Parmi les rares personnes à rendre hommage à l’ex-président Abdelaziz Bouteflika, il y avait Ramtane Lamamra. L’actuel ministre des Affaires étrangères et de la Communauté nationale à l’étranger a évoqué le «destin», en indiquant que le décès de Bouteflika a coïncidé avec l’ouverture de la session de l’Assemblée générale des Nations unies. L’occasion pour Lamamra de rappeler le «rôle important» et les «succès diplomatiques» de celui qui l’avait précédé au même poste, durant 15 ans (1963-1978).

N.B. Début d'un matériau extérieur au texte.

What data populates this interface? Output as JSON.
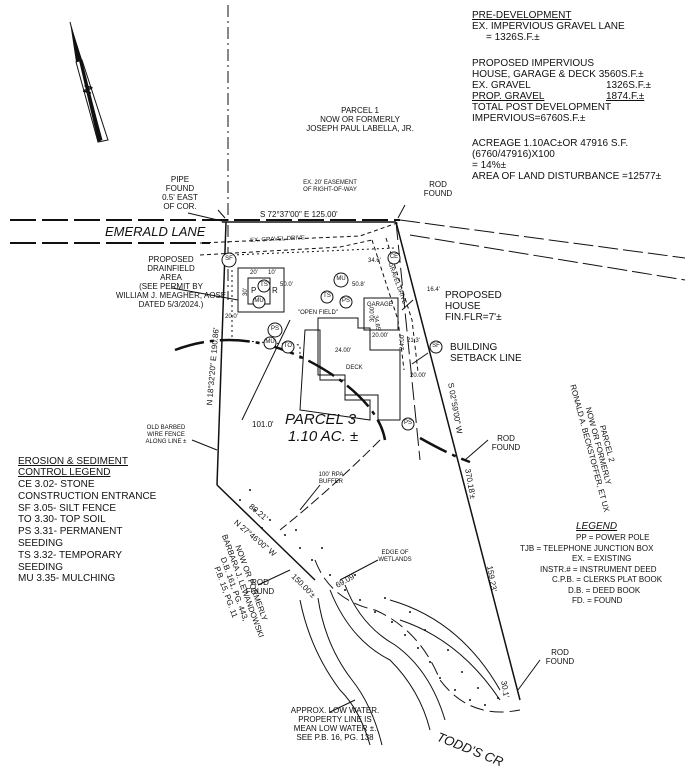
{
  "summary": {
    "pre_title": "PRE-DEVELOPMENT",
    "pre_line1": "EX. IMPERVIOUS GRAVEL LANE",
    "pre_line2": "= 1326S.F.±",
    "prop_line1": "PROPOSED IMPERVIOUS",
    "prop_line2": "HOUSE, GARAGE & DECK 3560S.F.±",
    "ex_gravel_label": "EX. GRAVEL",
    "ex_gravel_value": "1326S.F.±",
    "prop_gravel_label": "PROP. GRAVEL",
    "prop_gravel_value": "1874.F.±",
    "total_line1": "TOTAL POST DEVELOPMENT",
    "total_line2": "IMPERVIOUS=6760S.F.±",
    "acreage_line1": "ACREAGE 1.10AC±OR 47916 S.F.",
    "acreage_line2": "(6760/47916)X100",
    "acreage_line3": "= 14%±",
    "disturbance": "AREA OF LAND DISTURBANCE =12577±"
  },
  "parcel1": [
    "PARCEL 1",
    "NOW OR FORMERLY",
    "JOSEPH PAUL LABELLA, JR."
  ],
  "pipe_found": [
    "PIPE",
    "FOUND",
    "0.5' EAST",
    "OF COR."
  ],
  "easement": [
    "EX. 20' EASEMENT",
    "OF RIGHT-OF-WAY"
  ],
  "rod_found": "ROD\nFOUND",
  "rod_found_lines": [
    "ROD",
    "FOUND"
  ],
  "bearing_top": "S 72°37'00\" E 125.00'",
  "emerald_lane": "EMERALD LANE",
  "ex_gravel_drive": "EX. GRAVEL DRIVE",
  "drainfield": [
    "PROPOSED",
    "DRAINFIELD",
    "AREA",
    "(SEE PERMIT BY",
    "WILLIAM J. MEAGHER, AOSE",
    "DATED 5/3/2024.)"
  ],
  "proposed_house": [
    "PROPOSED",
    "HOUSE",
    "FIN.FLR=7'±"
  ],
  "building_setback": [
    "BUILDING",
    "SETBACK LINE"
  ],
  "parcel3_name": "PARCEL 3",
  "parcel3_area": "1.10 AC. ±",
  "parcel2": [
    "PARCEL 2",
    "NOW OR FORMERLY",
    "RONALD A. BECKSTOFFER, ET UX"
  ],
  "barbed_fence": [
    "OLD BARBED",
    "WIRE FENCE",
    "ALONG LINE ±"
  ],
  "rpa_buffer": [
    "100' RPA",
    "BUFFER"
  ],
  "edge_wetlands": [
    "EDGE OF",
    "WETLANDS"
  ],
  "parcel_south": [
    "NOW OR FORMERLY",
    "BARBARA J. LEWANDOWSKI",
    "D.B. 161, PG. 443,",
    "P.B. 15, PG. 11"
  ],
  "low_water": [
    "APPROX. LOW WATER.",
    "PROPERTY LINE IS",
    "MEAN LOW WATER ±.",
    "SEE P.B. 16, PG. 138"
  ],
  "todds_creek": "TODD'S CR",
  "open_field": "\"OPEN FIELD\"",
  "deck": "DECK",
  "garage": "GARAGE",
  "gravel_drive": "GRAVEL DRIVE",
  "bearings": {
    "west": "N 18°32'20\" E 190.86'",
    "east": "S 02°59'00\" W",
    "east_len": "370.18'±",
    "east_len2": "159.23'",
    "south_bearing": "N 27°46'00\" W",
    "south_len": "150.00'±",
    "seg_a": "80.21'",
    "seg_b": "69.09'",
    "seg_c": "30.1'"
  },
  "dims": {
    "d20a": "20'",
    "d10": "10'",
    "d30": "30'",
    "d50": "50.0'",
    "d508": "50.8'",
    "d200": "20.0'",
    "d200b": "20.00'",
    "d240": "24.00'",
    "d240b": "24.00'",
    "d3000": "30.00'",
    "d3485": "34.85'",
    "d213": "21.3'",
    "d164": "16.4'",
    "d346": "34.6'",
    "d101": "101.0'",
    "d2000b": "20.00'"
  },
  "symbols": {
    "sf": "SF",
    "ts": "TS",
    "mu": "MU",
    "ps": "PS",
    "to": "TO",
    "p": "P",
    "r": "R",
    "ce": "CE"
  },
  "erosion_legend": {
    "title1": "EROSION & SEDIMENT",
    "title2": "CONTROL LEGEND",
    "items": [
      "CE    3.02-  STONE",
      "CONSTRUCTION ENTRANCE",
      "SF    3.05-  SILT FENCE",
      "TO    3.30-  TOP SOIL",
      "PS    3.31-  PERMANENT",
      "SEEDING",
      "TS    3.32-  TEMPORARY",
      "SEEDING",
      "MU   3.35-  MULCHING"
    ]
  },
  "abbrev_legend": {
    "title": "LEGEND",
    "items": [
      "PP = POWER POLE",
      "TJB = TELEPHONE JUNCTION BOX",
      "EX. = EXISTING",
      "INSTR.# = INSTRUMENT DEED",
      "C.P.B. = CLERKS PLAT BOOK",
      "D.B. = DEED BOOK",
      "FD. = FOUND"
    ]
  },
  "north_label": "N"
}
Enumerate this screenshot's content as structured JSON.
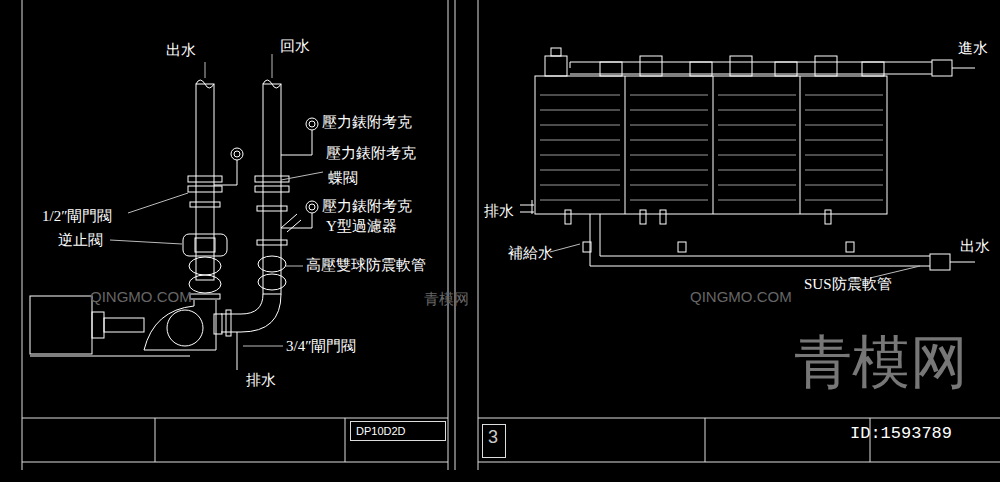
{
  "diagram": {
    "nodes": [
      {
        "text": [
          "DP10D2D"
        ]
      },
      {
        "text": [
          "3"
        ]
      }
    ],
    "labels": [
      "出水",
      "回水",
      "壓力錶附考克",
      "壓力錶附考克",
      "蝶閥",
      "壓力錶附考克",
      "1/2″閘門閥",
      "Y型過濾器",
      "逆止閥",
      "高壓雙球防震軟管",
      "3/4″閘門閥",
      "排水",
      "進水",
      "排水",
      "補給水",
      "出水",
      "SUS防震軟管",
      "QINGMO.COM",
      "青模网",
      "QINGMO.COM",
      "青模网",
      "ID:1593789"
    ]
  }
}
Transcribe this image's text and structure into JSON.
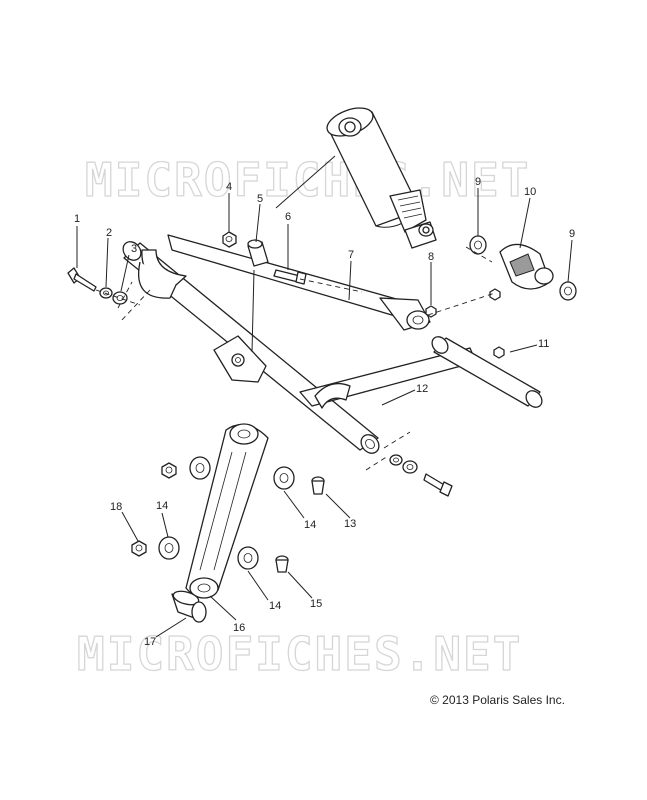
{
  "watermark": {
    "top_text": "MICROFICHES.NET",
    "bottom_text": "MICROFICHES.NET"
  },
  "copyright": "© 2013 Polaris Sales Inc.",
  "callouts": {
    "c1": "1",
    "c2": "2",
    "c3": "3",
    "c4": "4",
    "c5": "5",
    "c6": "6",
    "c7": "7",
    "c8": "8",
    "c9a": "9",
    "c9b": "9",
    "c10": "10",
    "c11": "11",
    "c12": "12",
    "c13": "13",
    "c14a": "14",
    "c14b": "14",
    "c14c": "14",
    "c15": "15",
    "c16": "16",
    "c17": "17",
    "c18": "18"
  }
}
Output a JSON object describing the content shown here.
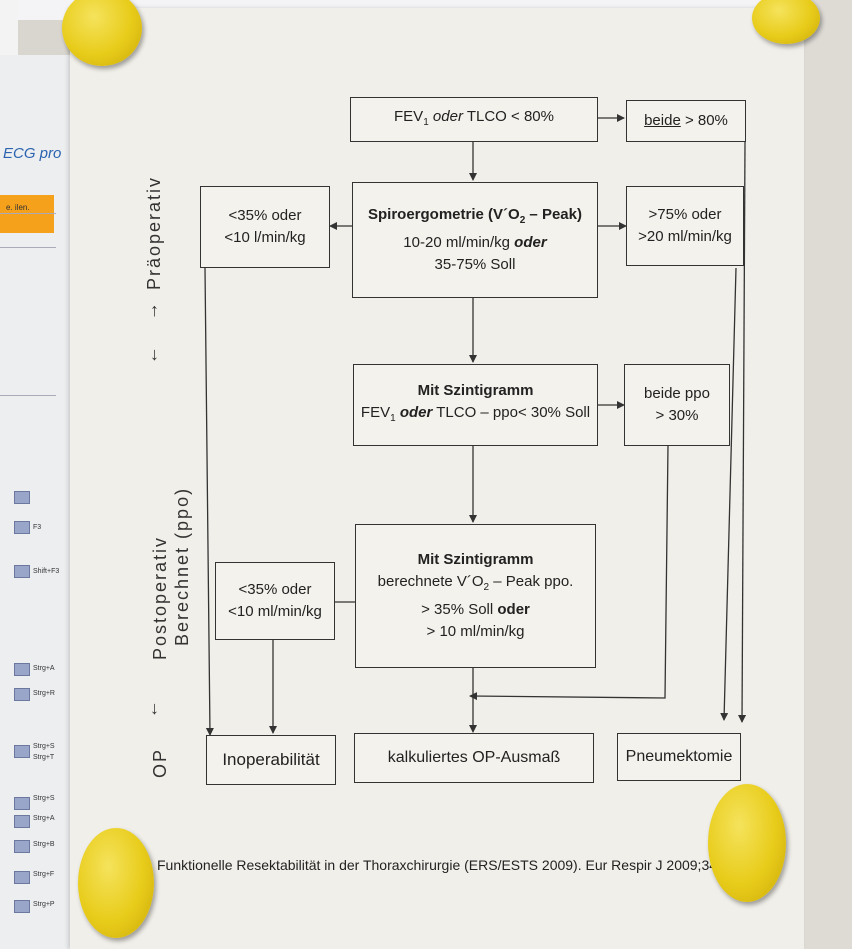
{
  "left_panel": {
    "title": "ECG pro",
    "orange_note": "e. ilen.",
    "shortcuts": [
      "F3",
      "Shift+F3",
      "Strg+A",
      "Strg+R",
      "Strg+S",
      "Strg+T",
      "Strg+S",
      "Strg+A",
      "Strg+B",
      "Strg+F",
      "Strg+P"
    ]
  },
  "diagram": {
    "side_labels": {
      "praeoperativ": "Präoperativ",
      "postoperativ": "Postoperativ",
      "berechnet": "Berechnet (ppo)",
      "op": "OP"
    },
    "nodes": {
      "fev_start": {
        "pre": "FEV",
        "sub": "1",
        "mid": " oder",
        "post": " TLCO < 80%"
      },
      "beide_80": {
        "u": "beide",
        "rest": " > 80%"
      },
      "spiro": {
        "line1": "Spiroergometrie (V´O",
        "line1_sub": "2",
        "line1_end": " – Peak)",
        "line2a": "10-20 ml/min/kg ",
        "line2b": "oder",
        "line3": "35-75% Soll"
      },
      "lt35_a": {
        "line1": "<35% oder",
        "line2": "<10 l/min/kg"
      },
      "gt75": {
        "line1": ">75% oder",
        "line2": ">20 ml/min/kg"
      },
      "szinti1": {
        "line1": "Mit Szintigramm",
        "pre": "FEV",
        "sub": "1",
        "mid": " oder",
        "post": " TLCO – ppo< 30% Soll"
      },
      "beide_ppo": {
        "line1": "beide ppo",
        "line2": "> 30%"
      },
      "szinti2": {
        "line1": "Mit Szintigramm",
        "line2a": "berechnete V´O",
        "line2_sub": "2",
        "line2b": " – Peak ppo.",
        "line3a": "> 35% Soll ",
        "line3b": "oder",
        "line4": "> 10 ml/min/kg"
      },
      "lt35_b": {
        "line1": "<35% oder",
        "line2": "<10 ml/min/kg"
      },
      "inop": {
        "label": "Inoperabilität"
      },
      "kalk": {
        "label": "kalkuliertes OP-Ausmaß"
      },
      "pneu": {
        "label": "Pneumektomie"
      }
    },
    "footer": "Funktionelle Resektabilität in der Thoraxchirurgie (ERS/ESTS 2009). Eur Respir J 2009;34:1"
  }
}
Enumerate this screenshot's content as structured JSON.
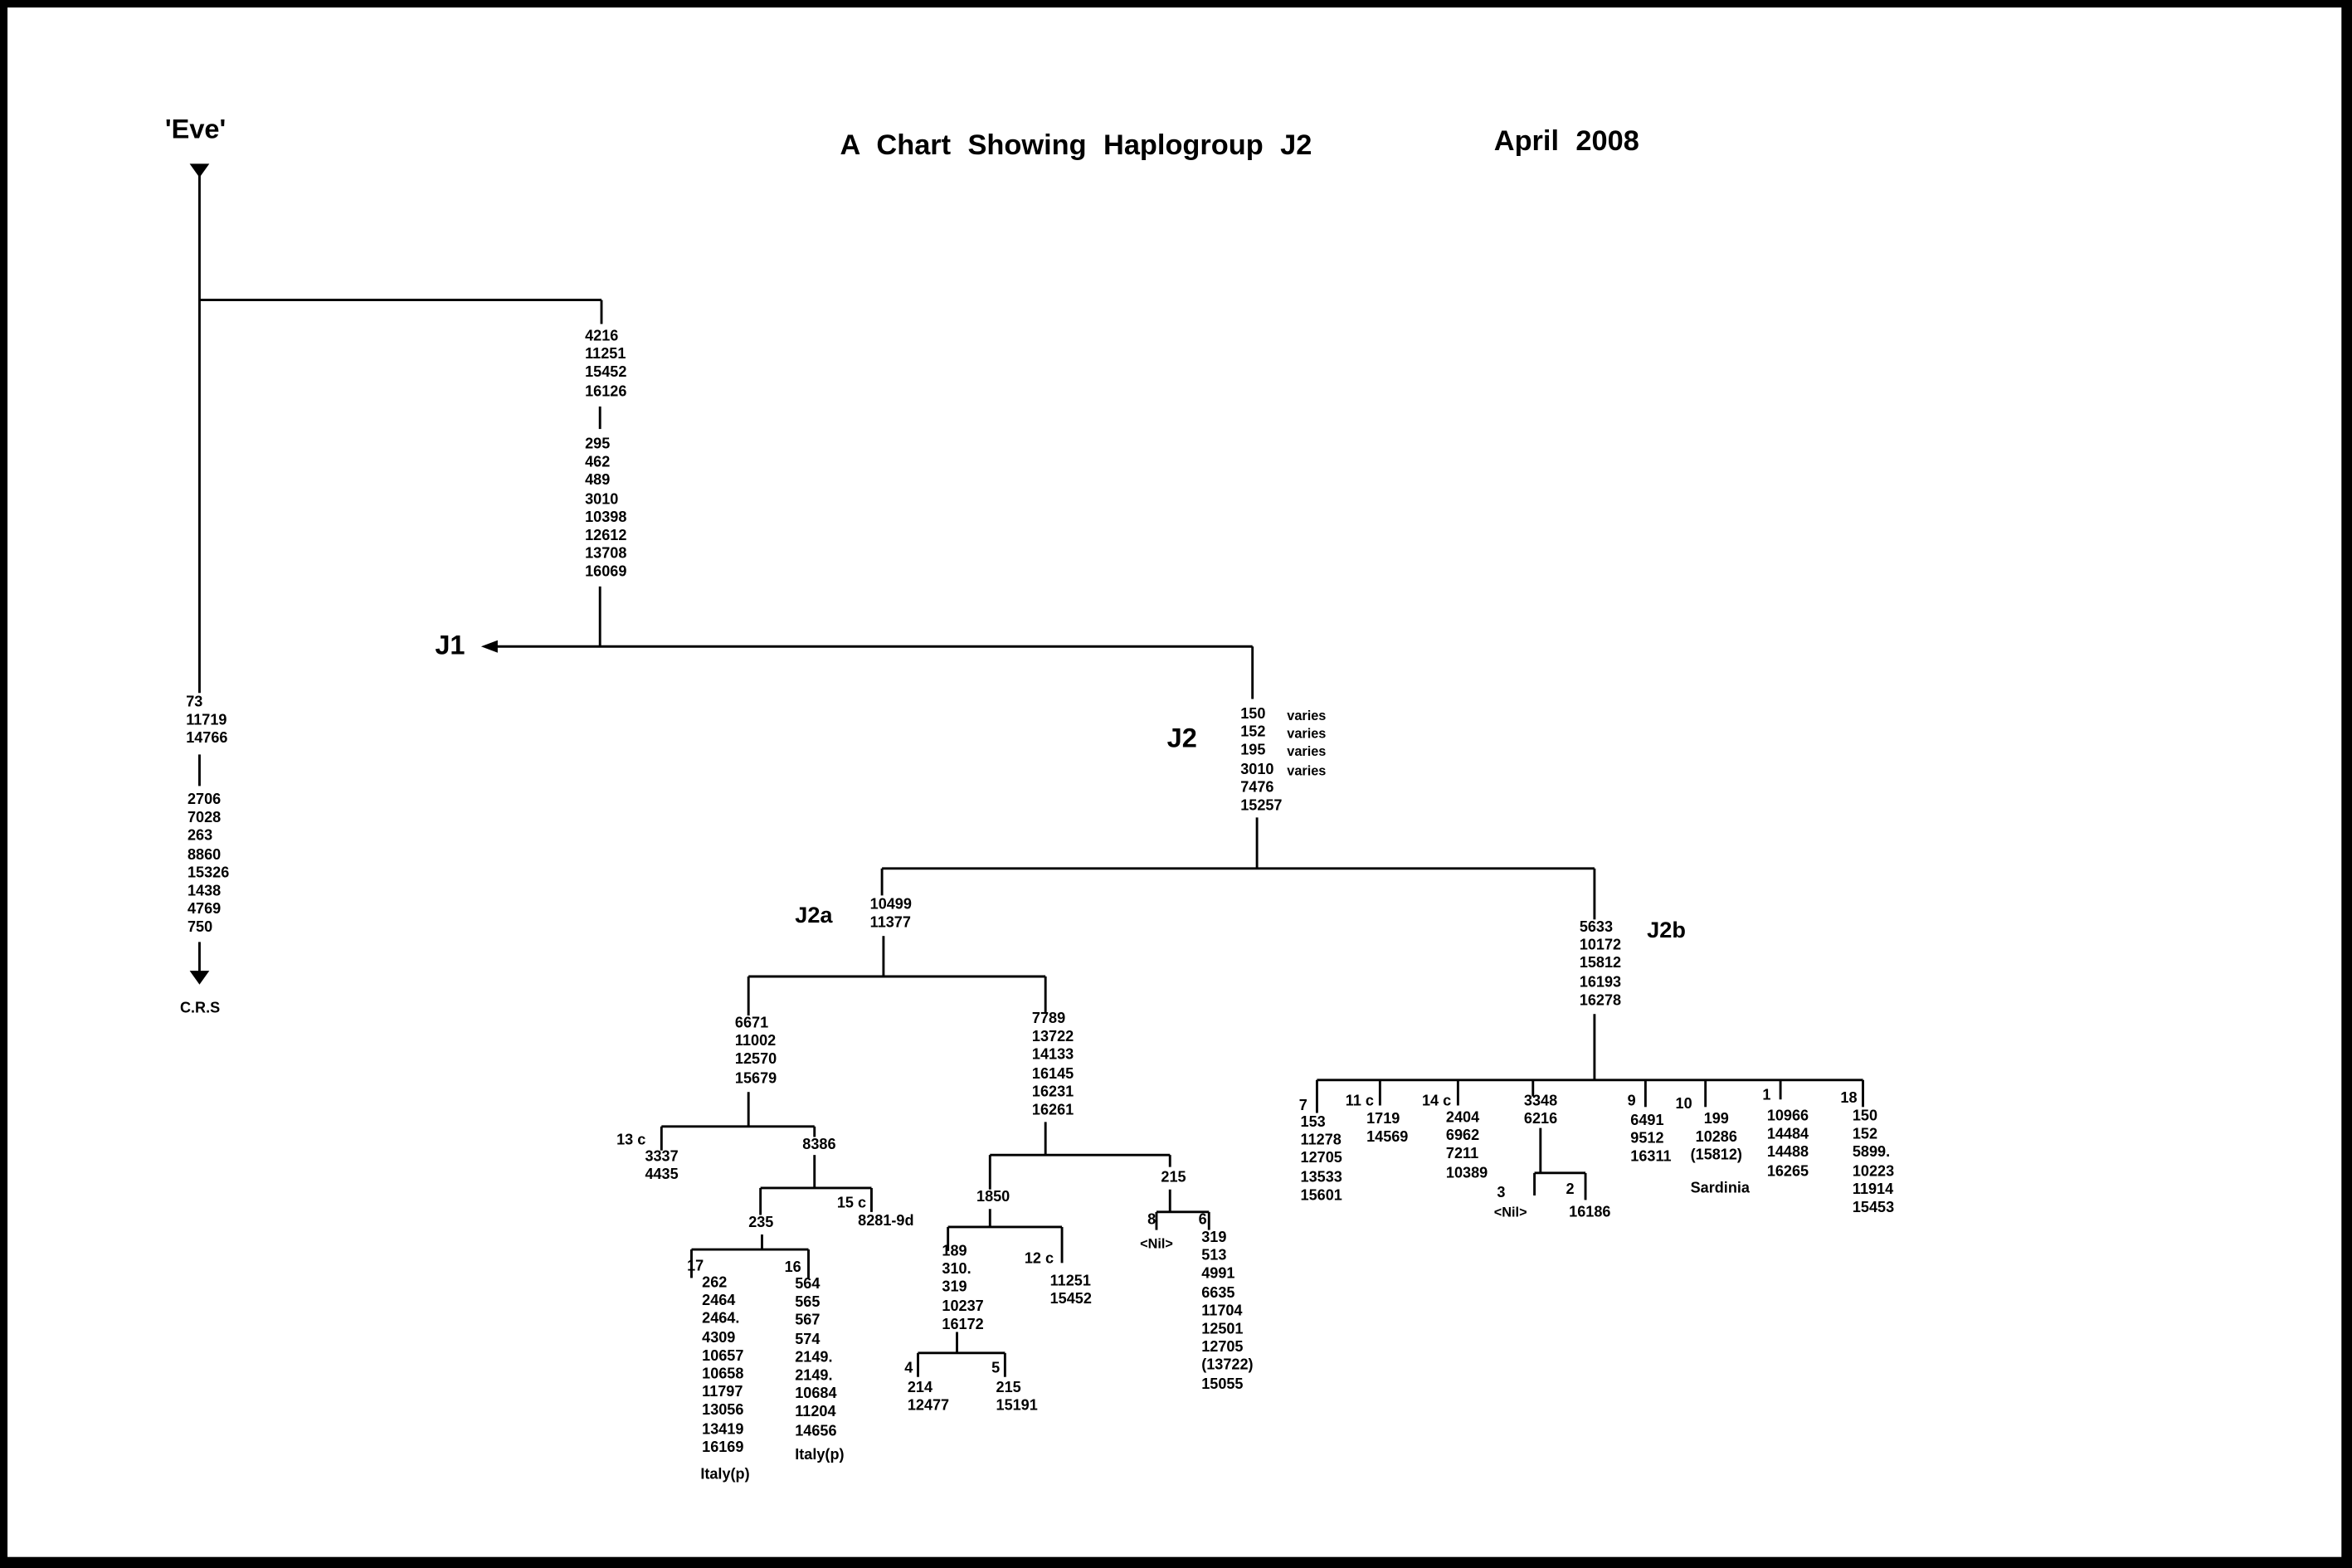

Une autre coïncidence est liée à ce début de la période posthume de Bouteflika. Celle-ci n’a pas été citée par Lamamra. Il s’agit de la date d’hier, jour de l’inhumation de l’ex-président à El-Alia. Bouteflika a été ainsi enterré 63 ans, jour pour jour, après la création du GPRA (Gouvernement provisoire de la République algérienne). C’était un 19 septembre 1958, au Caire. Le destin a réuni une autre fois celui qui a contribué à la mainmise du «Clan Oudja» sur le pouvoir, en 1962, en écartant, avec la force, la vitrine civile de l’Algérie de l’époque, le GPRA. La disparition définitive de ce dernier restera éternellement liée à Houari Boumediène et sa «clique», dont Bouteflika était l’un des plus importants membres.
L’histoire entre l’ex-président et le GPRA remonte d’ailleurs à quelques mois avant l’Indépendance. C’est Bouteflika qui avait réussi, en décembre 1961, à convaincre Ahmed Benbella (il était alors en prison en France) de désavouer le gouvernement (présidé alors par Benyoucef Benkhedda) et de rejoindre Boumediène et l’armée des frontières. Un deal qui a marqué l’histoire du pays. Quelques mois après l’Indépendance, et après un affrontement sanglant, le destin de l’Algérie était scellé. La crise de 1962 est passée par là. Redha Malek, dans son livre «L’Algérie à Evian», l’avait bien souligné «Boumediène avait besoin d’un politique et Ben Bella d’un fusil».
Le destin, et ce rappel historique, surviennent ici pour que l’histoire ne puisse pas retenir une période en omettant d’autres. Le parcours d’Abdelaziz Bouteflika n’a pas commencé en 1999. Son impact dure à ce jour. L’Algérie de 2021 est le résultat d’un cumul d’actes, et pas uniquement d’un règne de vingt ans.